Her husband says parents should introduce the concept of money and budgeting to their children at an early age.

"We'd have fewer kids moving back home if they were aware of what the learning curve looks like," he says. Because parents "don't teach the rudiments of dealing with money, i.e., budgeting, cost of credit," children can remain financially dependent until their mid or late 20s.

But Arnett defends the close relationship between 20-somethings and their parents today. "Emerging adults tend to get along better with their parents than adolescents do. It's less hierarchical."

But moving in with parents isn't always the best option, he says. "It still cramps the style of emerging adulthood. You're still going to get comments on how you're spending money, what time you're coming home, why you're eating that doughnut. Most emerging adults would prefer not to have that sage advice imposed at that point."

Melody, who was once prom queen of her high school in Los Angeles, didn't leave home at all. She avoided costly dormitory rent and grocery bills by staying with her mother. But Melody, who asked that her last name not be used, was missing out on the social aspects of college life.

As time passed, her relationship with her mother grew strained. Because she never left home, she worried that her mother saw her as an adolescent. She began to resent her curfew. Eventually, disagreements between Melody and her mother became so fierce that they wouldn't talk for days. She felt she had to leave.
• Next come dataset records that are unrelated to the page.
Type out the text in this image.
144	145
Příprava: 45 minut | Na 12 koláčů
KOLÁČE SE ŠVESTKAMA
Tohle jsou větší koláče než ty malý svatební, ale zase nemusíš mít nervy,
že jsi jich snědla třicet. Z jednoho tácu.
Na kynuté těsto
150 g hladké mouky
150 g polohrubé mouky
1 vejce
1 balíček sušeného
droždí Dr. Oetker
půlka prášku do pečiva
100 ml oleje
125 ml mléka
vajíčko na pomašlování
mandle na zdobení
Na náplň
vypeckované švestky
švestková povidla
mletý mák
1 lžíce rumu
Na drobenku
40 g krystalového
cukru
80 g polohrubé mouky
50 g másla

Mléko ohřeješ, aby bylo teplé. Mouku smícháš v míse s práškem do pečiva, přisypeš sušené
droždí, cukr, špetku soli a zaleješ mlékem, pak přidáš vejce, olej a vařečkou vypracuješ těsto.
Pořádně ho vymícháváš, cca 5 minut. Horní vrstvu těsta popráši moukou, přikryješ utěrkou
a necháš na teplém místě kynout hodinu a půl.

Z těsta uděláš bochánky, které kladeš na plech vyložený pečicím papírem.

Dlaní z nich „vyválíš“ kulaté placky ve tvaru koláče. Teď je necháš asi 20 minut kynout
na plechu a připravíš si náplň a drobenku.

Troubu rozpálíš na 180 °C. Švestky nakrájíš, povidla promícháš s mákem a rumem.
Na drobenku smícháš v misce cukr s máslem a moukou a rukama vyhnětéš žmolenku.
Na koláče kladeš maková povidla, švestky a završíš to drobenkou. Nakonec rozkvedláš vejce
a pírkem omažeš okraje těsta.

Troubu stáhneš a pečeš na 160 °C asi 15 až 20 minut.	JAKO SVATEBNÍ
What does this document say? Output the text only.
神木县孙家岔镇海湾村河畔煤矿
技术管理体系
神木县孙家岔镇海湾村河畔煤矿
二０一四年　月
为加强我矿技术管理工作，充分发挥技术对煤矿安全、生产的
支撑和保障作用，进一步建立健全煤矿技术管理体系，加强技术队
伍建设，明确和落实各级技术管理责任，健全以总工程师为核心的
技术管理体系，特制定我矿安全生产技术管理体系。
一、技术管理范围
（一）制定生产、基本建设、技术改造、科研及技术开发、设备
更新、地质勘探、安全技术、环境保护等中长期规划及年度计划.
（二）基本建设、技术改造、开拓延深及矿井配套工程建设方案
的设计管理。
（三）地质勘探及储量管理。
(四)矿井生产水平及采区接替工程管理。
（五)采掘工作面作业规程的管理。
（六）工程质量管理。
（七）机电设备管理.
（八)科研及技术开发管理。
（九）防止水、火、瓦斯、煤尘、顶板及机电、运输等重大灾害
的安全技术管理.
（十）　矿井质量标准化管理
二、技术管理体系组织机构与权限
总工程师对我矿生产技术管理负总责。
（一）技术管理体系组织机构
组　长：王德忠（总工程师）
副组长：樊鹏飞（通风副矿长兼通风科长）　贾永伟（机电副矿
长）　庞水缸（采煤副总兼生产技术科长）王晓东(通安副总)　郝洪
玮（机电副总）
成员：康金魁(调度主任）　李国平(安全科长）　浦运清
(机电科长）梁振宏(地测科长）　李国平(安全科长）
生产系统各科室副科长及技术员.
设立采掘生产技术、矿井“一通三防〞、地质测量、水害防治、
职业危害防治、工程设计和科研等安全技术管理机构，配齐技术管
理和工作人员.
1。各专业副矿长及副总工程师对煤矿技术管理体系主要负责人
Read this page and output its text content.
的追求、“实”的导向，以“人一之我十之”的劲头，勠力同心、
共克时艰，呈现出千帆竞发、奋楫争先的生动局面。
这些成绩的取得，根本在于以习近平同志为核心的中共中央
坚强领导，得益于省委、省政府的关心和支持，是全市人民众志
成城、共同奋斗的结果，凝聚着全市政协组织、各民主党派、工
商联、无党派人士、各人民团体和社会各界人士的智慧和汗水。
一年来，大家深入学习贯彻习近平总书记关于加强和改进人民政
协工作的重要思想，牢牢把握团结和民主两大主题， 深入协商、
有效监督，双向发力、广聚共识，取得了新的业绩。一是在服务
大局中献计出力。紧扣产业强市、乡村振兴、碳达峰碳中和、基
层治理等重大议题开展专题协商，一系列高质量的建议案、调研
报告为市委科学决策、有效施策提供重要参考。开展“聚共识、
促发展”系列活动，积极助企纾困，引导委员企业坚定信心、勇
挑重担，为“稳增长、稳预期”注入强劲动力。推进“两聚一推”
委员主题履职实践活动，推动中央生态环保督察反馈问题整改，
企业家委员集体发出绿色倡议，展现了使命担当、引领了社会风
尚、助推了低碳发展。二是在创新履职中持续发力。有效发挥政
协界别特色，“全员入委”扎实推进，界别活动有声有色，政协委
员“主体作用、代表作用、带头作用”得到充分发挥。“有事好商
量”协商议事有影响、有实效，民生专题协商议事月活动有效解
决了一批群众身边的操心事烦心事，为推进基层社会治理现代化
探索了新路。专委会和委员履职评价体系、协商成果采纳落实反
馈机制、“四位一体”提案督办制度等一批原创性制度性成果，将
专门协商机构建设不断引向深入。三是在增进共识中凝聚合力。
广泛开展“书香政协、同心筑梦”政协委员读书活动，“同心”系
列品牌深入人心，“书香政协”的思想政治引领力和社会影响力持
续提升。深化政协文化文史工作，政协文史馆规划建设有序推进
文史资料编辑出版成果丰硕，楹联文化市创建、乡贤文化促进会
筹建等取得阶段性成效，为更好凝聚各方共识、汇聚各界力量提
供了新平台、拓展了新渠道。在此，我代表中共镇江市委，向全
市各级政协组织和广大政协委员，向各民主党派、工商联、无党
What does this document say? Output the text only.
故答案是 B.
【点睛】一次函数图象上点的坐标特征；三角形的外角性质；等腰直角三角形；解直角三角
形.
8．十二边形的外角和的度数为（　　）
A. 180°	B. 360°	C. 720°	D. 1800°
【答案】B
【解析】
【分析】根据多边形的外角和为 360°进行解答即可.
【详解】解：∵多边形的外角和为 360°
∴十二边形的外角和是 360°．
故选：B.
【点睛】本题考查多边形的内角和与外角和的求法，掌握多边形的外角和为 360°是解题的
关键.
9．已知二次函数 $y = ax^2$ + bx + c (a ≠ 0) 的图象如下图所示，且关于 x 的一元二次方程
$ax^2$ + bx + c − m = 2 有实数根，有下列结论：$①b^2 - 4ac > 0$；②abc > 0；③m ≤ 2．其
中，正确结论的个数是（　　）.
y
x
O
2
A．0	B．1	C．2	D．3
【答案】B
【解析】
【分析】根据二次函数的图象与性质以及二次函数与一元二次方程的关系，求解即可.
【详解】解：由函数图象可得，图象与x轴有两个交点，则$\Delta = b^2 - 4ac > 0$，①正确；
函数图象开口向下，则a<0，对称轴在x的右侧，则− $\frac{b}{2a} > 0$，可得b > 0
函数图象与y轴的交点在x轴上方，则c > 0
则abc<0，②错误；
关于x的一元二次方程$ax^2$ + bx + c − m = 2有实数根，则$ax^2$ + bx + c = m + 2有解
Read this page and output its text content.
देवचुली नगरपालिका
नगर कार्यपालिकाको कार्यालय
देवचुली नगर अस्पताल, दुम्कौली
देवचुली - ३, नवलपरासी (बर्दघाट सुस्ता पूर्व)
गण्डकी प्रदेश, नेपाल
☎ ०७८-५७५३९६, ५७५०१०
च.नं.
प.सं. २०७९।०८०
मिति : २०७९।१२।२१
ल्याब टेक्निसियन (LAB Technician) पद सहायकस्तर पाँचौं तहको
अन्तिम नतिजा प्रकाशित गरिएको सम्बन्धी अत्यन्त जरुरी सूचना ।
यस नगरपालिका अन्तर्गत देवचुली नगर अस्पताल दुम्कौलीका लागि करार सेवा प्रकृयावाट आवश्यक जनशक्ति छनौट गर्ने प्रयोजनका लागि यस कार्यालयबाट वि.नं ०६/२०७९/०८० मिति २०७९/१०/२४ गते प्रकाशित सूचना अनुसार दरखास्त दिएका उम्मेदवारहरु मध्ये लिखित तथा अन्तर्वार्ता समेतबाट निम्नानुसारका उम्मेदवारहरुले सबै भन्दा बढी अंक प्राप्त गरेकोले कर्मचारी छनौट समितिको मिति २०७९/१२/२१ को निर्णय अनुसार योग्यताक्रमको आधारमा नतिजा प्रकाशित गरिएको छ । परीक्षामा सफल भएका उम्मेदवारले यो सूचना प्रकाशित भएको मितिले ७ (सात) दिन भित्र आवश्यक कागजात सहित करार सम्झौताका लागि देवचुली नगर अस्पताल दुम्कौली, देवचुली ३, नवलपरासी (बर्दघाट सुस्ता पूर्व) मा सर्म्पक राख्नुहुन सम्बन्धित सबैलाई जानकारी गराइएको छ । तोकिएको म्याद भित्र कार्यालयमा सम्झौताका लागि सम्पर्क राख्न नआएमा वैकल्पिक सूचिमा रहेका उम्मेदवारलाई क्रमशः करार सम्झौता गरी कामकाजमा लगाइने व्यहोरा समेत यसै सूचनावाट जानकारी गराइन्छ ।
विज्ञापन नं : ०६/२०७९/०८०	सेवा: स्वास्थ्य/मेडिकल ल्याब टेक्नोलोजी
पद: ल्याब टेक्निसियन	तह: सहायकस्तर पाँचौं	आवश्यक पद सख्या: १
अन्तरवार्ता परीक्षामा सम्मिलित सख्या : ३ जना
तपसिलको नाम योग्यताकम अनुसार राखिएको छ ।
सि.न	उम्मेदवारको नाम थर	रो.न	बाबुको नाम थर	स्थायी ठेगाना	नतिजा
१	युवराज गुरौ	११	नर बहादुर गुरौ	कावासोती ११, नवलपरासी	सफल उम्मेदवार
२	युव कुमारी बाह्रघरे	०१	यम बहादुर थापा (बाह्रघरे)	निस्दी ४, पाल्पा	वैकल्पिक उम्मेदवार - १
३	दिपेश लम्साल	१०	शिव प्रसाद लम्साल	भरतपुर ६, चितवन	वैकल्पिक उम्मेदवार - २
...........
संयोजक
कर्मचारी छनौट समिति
"I'm scared though," she says. "I can't do things that other people my age can do. I haven't learned how to do laundry or cook. I can't even make pancakes for myself."

Parents, of course, face similar hurdles in learning to handle a young adult who is dependent in some ways and independent in others.

Ms. Stevens, a mother of three, one of whom moved back home recently, sympathizes with parents, many of whom struggle to adapt to life with their adult offspring: "I ... tell parents that the story is never written. Children are always doing their work growing, and we're always doing our work growing, and everything we do, and every way we've been hurt, can become a way of learning."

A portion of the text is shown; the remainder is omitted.